Avaliação: nota 10
 



Raramente paramos para pensar como somos afetados por nosso meio. Por meio de um ato hediondo, este “Lola” faz com que passemos a compreender os lados opostos de um assassinato, inserido em uma realidade quase que saída de um pesadelo. O título do filme se refere à “avó”, como são chamadas as duas senhoras de idade que protagonizam a história. Sepa (Anita Linda) teve seu neto assassinado durante o roubo de um celular, tendo sido o criminoso, Mateo (Ketchup Eusebio), preso. A avó de Mateo, a orgulhosa Puring (Rusticia Carpio), tenta de tudo para soltar o seu neto. A partir daí, acompanhamos o drama das duas senhoras, ambas em condições de vida dificílimas.

Dirigido por Brillante Mendoza e roteirizado por Linda Casimiro, os realizadores filipinos não se mostram reticentes em retratar a periferia da capital Manila com um olhar cru e visceral. Mendoza mistura em seu elenco atores profissionais e pessoas comuns, o que ressalta o realismo das figuras retratadas na tela.

As veteranas Anita Linda e Rusticia Carpio entregam performances maravilhosas e carregam o filme com uma segurança ímpar, com destaque para esta última, especialmente nas cenas em que esta visita sua irmã mais nova e a que envolve seu derradeiro diálogo com Sepa. Nestas sequências, Carpio mostra sua personagem tendo de se utilizar de subterfúgios para manter sua dignidade, em circunstâncias extremas.

Também é digno de crédito o fato de que o filme não tenta endeusar nenhuma de suas protagonistas, com ambas sendo capazes de ações merecedoras de repulsa e louvor, sendo simplesmente humanas falíveis capazes de tudo por amor às suas famílias. Note a naturalidade em que as duas linhas narrativas se intercalam, em um ótimo trabalho de montagem.

A imersão proposta pela película é ressaltada pela belíssima direção de arte do filme, que enfoca as condições paupérrimas nas quais vivem aqueles personagens. Mesmo a casa do procurador distrital e os escritórios das demais autoridades locais surgem sem luxo algum, não raro sofrendo alguma deterioração.

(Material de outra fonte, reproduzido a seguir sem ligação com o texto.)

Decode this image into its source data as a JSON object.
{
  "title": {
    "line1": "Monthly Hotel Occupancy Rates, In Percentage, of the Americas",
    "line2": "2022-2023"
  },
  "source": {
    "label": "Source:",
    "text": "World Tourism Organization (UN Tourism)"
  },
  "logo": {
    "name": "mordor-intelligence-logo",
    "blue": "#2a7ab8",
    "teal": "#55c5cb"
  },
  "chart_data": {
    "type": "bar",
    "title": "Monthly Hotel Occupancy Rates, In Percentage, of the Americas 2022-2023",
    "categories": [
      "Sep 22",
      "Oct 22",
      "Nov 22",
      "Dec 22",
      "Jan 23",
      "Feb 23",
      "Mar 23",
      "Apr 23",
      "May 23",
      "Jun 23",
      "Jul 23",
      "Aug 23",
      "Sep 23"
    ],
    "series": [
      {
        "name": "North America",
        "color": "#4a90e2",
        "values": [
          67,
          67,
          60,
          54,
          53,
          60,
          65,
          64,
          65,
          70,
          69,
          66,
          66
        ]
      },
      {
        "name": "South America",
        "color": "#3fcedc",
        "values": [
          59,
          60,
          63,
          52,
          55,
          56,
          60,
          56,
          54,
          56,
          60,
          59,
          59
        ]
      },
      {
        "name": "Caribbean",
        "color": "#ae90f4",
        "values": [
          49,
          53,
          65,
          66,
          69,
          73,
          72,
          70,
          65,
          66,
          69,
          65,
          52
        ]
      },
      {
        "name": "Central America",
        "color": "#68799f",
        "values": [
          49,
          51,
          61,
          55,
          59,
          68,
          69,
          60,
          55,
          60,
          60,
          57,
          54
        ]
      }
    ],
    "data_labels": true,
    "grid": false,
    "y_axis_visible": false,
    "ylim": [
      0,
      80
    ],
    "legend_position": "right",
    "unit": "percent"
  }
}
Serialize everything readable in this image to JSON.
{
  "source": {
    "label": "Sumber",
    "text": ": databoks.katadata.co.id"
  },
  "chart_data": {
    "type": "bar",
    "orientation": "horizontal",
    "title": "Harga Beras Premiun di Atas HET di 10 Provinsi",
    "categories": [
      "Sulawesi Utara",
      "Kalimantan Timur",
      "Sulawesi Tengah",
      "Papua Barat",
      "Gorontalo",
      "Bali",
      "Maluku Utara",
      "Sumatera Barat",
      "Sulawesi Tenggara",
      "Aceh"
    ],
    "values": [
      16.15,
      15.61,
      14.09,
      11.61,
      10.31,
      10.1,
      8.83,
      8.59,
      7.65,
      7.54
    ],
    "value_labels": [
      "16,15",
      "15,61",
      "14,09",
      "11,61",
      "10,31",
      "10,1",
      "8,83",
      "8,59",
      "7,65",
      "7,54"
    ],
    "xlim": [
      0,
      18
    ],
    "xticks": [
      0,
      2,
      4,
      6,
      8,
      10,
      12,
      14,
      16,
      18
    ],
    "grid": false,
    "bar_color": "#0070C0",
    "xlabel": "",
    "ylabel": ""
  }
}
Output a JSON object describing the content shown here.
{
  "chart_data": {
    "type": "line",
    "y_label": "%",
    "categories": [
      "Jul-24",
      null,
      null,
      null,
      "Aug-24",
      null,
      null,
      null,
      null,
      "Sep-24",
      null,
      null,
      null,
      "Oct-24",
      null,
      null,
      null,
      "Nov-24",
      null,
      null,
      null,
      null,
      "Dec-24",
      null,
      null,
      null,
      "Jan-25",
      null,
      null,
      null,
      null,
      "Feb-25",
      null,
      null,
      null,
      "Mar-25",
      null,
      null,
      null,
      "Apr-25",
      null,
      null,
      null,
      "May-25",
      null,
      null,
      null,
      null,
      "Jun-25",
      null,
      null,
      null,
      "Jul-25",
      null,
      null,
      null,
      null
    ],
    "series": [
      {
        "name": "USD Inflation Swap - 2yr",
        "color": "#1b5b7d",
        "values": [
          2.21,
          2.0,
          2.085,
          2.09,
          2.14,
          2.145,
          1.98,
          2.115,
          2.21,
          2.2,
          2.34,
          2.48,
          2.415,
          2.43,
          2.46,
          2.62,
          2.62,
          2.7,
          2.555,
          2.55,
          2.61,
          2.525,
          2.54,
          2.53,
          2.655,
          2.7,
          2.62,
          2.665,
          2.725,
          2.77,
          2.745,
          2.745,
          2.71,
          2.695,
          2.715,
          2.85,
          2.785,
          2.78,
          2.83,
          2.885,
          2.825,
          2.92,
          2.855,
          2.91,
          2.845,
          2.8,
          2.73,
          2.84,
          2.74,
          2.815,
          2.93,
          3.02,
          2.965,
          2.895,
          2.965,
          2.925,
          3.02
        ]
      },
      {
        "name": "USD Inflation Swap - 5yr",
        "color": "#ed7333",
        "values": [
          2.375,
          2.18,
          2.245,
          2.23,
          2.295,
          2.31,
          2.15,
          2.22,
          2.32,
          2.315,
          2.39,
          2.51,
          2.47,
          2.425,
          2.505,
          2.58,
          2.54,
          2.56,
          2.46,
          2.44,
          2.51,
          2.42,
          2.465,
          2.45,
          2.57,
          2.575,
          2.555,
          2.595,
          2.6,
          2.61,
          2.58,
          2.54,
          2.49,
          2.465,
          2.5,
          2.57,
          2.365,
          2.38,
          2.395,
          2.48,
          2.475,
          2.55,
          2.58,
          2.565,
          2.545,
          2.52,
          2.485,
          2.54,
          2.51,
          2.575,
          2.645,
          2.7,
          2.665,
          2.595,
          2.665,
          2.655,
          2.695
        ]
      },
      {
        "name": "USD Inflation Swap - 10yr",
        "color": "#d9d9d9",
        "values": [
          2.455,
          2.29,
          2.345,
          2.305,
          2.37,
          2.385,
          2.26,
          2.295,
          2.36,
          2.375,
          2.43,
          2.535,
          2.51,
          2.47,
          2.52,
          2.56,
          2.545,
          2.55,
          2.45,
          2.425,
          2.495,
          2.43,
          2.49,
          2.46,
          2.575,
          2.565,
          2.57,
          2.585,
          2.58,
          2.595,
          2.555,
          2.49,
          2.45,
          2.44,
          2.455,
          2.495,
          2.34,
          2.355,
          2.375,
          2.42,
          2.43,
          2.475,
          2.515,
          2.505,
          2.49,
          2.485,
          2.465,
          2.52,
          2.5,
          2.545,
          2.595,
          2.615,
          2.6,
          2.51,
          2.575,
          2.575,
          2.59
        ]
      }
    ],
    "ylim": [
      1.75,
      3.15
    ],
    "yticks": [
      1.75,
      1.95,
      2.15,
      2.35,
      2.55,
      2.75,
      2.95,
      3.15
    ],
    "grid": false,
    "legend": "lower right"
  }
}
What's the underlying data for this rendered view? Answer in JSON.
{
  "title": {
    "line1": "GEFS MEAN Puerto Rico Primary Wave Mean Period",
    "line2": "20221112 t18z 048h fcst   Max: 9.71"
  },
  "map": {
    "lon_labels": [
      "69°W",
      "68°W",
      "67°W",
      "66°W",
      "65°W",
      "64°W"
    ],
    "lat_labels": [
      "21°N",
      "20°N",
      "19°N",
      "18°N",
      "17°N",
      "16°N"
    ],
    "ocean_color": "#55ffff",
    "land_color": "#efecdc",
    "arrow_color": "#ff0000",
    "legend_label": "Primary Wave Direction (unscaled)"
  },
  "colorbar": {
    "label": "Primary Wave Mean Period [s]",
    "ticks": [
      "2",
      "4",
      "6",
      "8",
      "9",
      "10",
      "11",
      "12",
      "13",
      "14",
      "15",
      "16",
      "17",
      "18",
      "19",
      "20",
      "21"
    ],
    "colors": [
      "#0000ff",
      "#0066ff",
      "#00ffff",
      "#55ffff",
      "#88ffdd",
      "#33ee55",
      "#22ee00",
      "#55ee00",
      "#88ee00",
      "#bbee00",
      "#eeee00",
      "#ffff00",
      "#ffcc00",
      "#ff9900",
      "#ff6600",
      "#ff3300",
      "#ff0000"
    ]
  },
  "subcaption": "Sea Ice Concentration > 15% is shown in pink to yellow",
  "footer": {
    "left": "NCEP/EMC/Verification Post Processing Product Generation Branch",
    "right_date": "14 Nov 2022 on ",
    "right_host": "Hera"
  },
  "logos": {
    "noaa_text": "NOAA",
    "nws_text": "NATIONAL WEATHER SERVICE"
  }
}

O diretor se utiliza de uma técnica de filmagem de poucos cortes, quase documental, embora em alguns momentos se permita um ou outro plano mais rebuscado, como um elegante plano plongé acompanhando uma personagem descendo uma escada. Já a fotografia do filme, em um tom dessaturado, completa o mergulho naquele mundo triste, sem cores, alegria ou esperança, no qual a vida humana pode sim ter um preço.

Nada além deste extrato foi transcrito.